Agility at scale is one of the crucial issues for large organizations. We interviewed four experts in order to put together an ebook, allowing to understand the contributions of agility at scale and SAFe. The following article is an excerpt from this ebook and allows us to understand how scaled agile practices be implemented with distributed teams.
We reinforce relationship between teams
In decentralized stuctures on multiple sites, even if they are a few metro/tram/bus stops apart, the scaled agile structure has to cope with an additional distance-related constraint. This impacts one of the main qualities of agile: “working together”. The distance might be between members of the team (e.g., developers and project management, teams and users), or between teams.
If we add in a subcontracting relationship, often involving a development team, we are adding a contractual constraint, which-if not provided for at the time the contract is signed- will have to be treated as an additional risk.
It’s essential to set up events as soon as possible that bring everyone together once every on or two sprints (typically review and retrospective events), to test the organization of roles, and to encourage feedback and cross-functionnal learning. (SAFe recommends PI Planning only every 3 to 5 sprints.) The first few of these will be a total mess, but perseverance is vital. Here, dedicated logistics and tools are important, under a perso with identified responsibility, including:
- Communication tools for video conferencing, information-sharing tools (wikis, project management tools), virtual moderation (using tools such as Beekast);
- Dedicated meeting
rooms equipped with
facilities/large screens, supplemented by individual equipment;
- The availability of a large space for reviews;
- A tool for sharing Tuleap-type or other backlogs.
Particular attention will need to be paid to the quality of the links between teams and to supporting people performing a cross-functional role. This is why the alternation between virtual and real-life meetings has to be carefully organized.
We provide teams with tools for remote collaboration
And yes, of course, now more than ever with lockdown and home working, it’s been shown that distributed ways of working are possible. But this requires organizations to be be equipped with tools for remote collaboration. A product like Tuleap is already a solid foundation, one that can be complemented by products for desktop virtualization, whiteboarding, and other things.
We encourage teams to communicate through different tools
A scaled agile approach with distributed teams will always be less easy to implement than with teams in the same location. The human factor is essential in agile: we’ve all had some experience of working with someone remotely -including in the corridor or the department next door- and finding it complicated.
This principle can be proven in all contexts, in all organizations. However, when faced with an international scenario or the simple fact of teams distributed across multiple sites, the issue remains unresolved. The use of tools then becomes indispensable. We should distinguish between two types of tools:
- Project management tools are the ones that are most often indispensable, especially in a scaled agile context, where visual management is no longer sufficient. In addition, consistency and continuity in the monitoring of activities, from management of the continuity in the monitoring of activities, from management of the backlog to the deployment of stories -including all good practices for devlopment, testing and integration- are a real help for agile teams. A tool like Tuleap can meet these needs very well;
- Collaborative tools for developing, building, and sharing ideas (Google Suite, Mural, Klaxoon, Miro, etc.); although these will never replace the effectiveness of a team working together in a room with a whiteboard and Post-it notes, they are necessary nowadays.

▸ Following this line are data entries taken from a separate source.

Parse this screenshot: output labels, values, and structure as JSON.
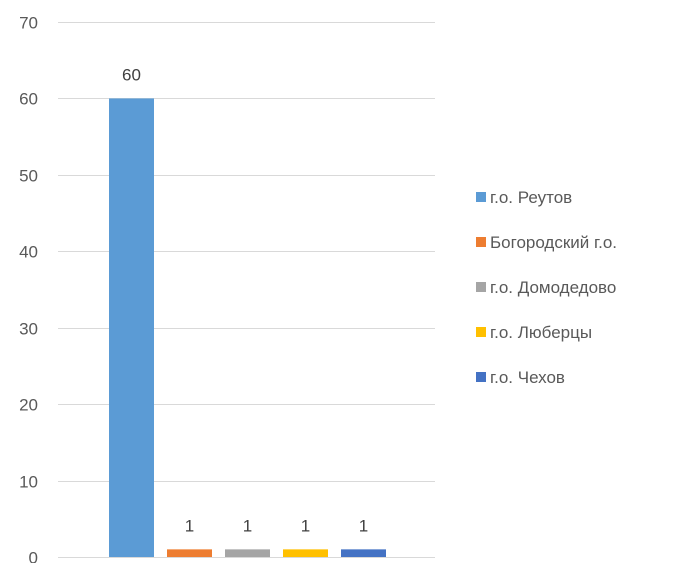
{
  "chart_data": {
    "type": "bar",
    "title": "",
    "xlabel": "",
    "ylabel": "",
    "ylim": [
      0,
      70
    ],
    "yticks": [
      0,
      10,
      20,
      30,
      40,
      50,
      60,
      70
    ],
    "grid": true,
    "legend_position": "right",
    "show_data_labels": true,
    "series": [
      {
        "name": "г.о. Реутов",
        "value": 60,
        "label": "60",
        "color": "#5B9BD5"
      },
      {
        "name": "Богородский г.о.",
        "value": 1,
        "label": "1",
        "color": "#ED7D31"
      },
      {
        "name": "г.о. Домодедово",
        "value": 1,
        "label": "1",
        "color": "#A5A5A5"
      },
      {
        "name": "г.о. Люберцы",
        "value": 1,
        "label": "1",
        "color": "#FFC000"
      },
      {
        "name": "г.о. Чехов",
        "value": 1,
        "label": "1",
        "color": "#4472C4"
      }
    ]
  }
}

In addition to the tools, here are some further tips:
- Hold regular physical meetings, even if it’s expensive (as we don’t measure the cost of not doing this, and I’m convinced of the ROI);
- Turn on your cameras when video conferencing;
- Use communication tools that allow small groups and large groups to interact (Zoom breakout rooms, Microsoft Teams channels);
- Introduce virtual cafés
(informal gatherings where you talk about something other than work);
- Set up random virtual meetings between all members of the organization (speakeasy);
- For kick-off events, workshops, PI Planning sessions and agile days, there are some great tools such as Remo (used for the Agile Online Summit in April 2020) or Sococo, which allow you to (almost) believe you’re in the same place;
- Encourage cross-functional initiatives such as hackathons, communities of practice, sharing experiences between teams, agile days, and so on.
Note also that, in SAFe, the geographical factor should be taken into account when defining Agile Release Trains. Finally, above and beyond the geographical distribution, the cultural factor is also important in an agile transformation: European, North American, and Asian cultures aren’t the same and this can create obstacles, misunderstandings, and tensions if it’s not taken into account.
We support mutual aid between team members
We all generally agree that it’s preferable to have people physically present. But in reality, it’s extremely rare that all those involved (sometimes hundreds of people) can be brought together in one place. Appropriate tools are, in fact, indispensable at scale. So, allow me to share some tips for success with distrubuted teams:
- Rule #1: see yourselves, show yoursleves, and show others what you see using video conferencing, dashboards, and digital backlogs;
- Rule #2: have confidence and inspire confidence;
- Rule #3: help one another
But these points are obvious, aren’t they, as we’re talking about agility, the agile culture.